A couple who are truly “one” will be one in all areas of their marriage. Most importantly, they will be of one mind regarding spiritual matters. Men are called to be “priests” of their homes (1 Corinthians 11:3), which means that they are to be the spiritual leaders and to bring together the family to serve the Lord. Wives are to submit to their husbands’ leadership, helping to bring up children in the “training and instruction of the Lord” (Ephesians 6:4). In parenting, as in all things within a marriage, unity and harmony are essential.

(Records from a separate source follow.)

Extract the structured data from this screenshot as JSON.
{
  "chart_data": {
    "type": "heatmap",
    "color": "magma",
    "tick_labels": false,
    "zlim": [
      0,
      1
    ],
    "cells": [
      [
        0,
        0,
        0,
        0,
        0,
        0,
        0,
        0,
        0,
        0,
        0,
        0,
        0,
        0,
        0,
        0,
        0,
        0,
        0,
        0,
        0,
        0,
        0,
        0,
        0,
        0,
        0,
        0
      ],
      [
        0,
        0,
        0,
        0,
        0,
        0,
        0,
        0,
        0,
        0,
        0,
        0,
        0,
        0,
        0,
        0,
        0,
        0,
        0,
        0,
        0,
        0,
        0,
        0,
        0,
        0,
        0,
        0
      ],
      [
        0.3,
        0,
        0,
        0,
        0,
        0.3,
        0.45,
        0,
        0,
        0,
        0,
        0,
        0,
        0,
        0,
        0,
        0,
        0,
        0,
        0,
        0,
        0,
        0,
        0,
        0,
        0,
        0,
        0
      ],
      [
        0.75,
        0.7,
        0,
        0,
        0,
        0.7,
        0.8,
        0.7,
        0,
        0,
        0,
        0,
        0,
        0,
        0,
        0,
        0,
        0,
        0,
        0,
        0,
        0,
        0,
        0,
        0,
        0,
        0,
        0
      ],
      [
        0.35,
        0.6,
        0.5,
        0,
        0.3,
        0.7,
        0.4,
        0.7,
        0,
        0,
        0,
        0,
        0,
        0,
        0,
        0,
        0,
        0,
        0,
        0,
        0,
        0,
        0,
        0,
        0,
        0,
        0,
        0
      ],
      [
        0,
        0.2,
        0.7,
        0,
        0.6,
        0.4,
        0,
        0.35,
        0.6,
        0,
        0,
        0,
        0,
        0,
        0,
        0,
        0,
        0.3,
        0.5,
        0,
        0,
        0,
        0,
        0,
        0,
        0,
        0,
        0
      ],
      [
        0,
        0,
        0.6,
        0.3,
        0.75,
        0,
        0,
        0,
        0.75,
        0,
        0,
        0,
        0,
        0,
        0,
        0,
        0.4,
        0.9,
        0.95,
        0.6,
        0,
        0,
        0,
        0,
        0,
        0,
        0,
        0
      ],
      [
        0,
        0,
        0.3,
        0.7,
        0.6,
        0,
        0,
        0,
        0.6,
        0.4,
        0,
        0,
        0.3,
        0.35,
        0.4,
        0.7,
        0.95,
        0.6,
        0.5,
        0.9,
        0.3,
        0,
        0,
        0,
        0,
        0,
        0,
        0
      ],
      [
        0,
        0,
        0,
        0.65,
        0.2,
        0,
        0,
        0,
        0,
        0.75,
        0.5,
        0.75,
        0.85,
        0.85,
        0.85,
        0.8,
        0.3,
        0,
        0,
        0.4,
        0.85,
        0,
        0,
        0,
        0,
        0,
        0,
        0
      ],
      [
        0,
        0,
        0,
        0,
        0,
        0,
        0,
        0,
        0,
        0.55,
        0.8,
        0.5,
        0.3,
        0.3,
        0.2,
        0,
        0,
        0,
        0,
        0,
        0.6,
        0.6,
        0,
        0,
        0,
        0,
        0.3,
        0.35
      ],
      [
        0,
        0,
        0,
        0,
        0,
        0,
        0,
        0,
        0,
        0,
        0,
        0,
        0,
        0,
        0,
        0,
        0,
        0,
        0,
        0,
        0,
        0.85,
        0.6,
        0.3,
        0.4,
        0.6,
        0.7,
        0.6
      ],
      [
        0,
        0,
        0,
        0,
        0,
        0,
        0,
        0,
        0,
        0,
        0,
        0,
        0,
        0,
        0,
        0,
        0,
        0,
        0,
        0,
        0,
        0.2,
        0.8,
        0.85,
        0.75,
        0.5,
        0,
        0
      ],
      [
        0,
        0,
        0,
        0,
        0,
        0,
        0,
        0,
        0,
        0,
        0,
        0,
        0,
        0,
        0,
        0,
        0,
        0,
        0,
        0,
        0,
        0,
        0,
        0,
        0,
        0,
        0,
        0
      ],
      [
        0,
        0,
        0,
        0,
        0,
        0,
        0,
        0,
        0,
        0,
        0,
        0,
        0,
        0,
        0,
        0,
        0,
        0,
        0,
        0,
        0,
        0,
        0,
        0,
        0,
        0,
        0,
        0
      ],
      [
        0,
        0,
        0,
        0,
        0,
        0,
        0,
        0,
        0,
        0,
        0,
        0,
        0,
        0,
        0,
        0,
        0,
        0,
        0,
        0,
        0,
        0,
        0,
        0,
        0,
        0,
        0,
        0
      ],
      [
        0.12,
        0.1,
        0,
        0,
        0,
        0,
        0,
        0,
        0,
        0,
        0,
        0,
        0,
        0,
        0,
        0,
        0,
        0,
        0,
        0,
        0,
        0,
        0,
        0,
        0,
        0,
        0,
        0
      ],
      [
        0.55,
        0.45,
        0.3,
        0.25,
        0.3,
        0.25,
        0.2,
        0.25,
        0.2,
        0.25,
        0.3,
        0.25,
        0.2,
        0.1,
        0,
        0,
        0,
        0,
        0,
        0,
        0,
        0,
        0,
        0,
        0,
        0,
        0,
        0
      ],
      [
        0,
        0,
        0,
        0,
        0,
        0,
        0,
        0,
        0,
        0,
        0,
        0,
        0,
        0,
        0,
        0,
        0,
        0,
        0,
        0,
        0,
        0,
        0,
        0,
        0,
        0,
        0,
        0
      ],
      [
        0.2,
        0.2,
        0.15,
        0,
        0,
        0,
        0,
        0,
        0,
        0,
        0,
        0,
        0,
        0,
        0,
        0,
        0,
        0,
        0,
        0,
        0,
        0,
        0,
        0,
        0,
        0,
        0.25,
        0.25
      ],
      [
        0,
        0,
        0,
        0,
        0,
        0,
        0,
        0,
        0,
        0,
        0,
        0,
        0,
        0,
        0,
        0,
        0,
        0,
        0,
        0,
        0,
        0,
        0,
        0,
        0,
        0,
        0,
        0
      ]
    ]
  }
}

This unity of spirit is to be present in temporal matters as well, where husband and wife are again to be of one mind and one heart. This means that money and possessions are seen as belonging to both partners equally. Just as there is no “your child and my child,” there should be no distinction between “my money and your money.” All is shared equally in a true partnership, and no partnership is more equal than two people united in Christ. Therefore, there is really no reason to have separate accounts. Usually this situation occurs where there is a severe issue with trust, and in such a case there are greater problems in the marriage than just where the money resides. Lack of trust is deadly to a marriage, and if it exists, prayer is crucial to seek the wisdom of the Lord (James 1:5) on how to resolve this. The Bible says that we are one with our spouses, and so we should be resolved to show this unity to our children, our friends, our church, and the watching world. Where conflict over money exists, there is an opportunity to grow in love and most importantly in trust to bring together the entire family for God’s purpose.[1]

 


[1] Got Questions Ministries. (2010). Got Questions? Bible Questions Answered. Bellingham, WA: Logos Bible Software.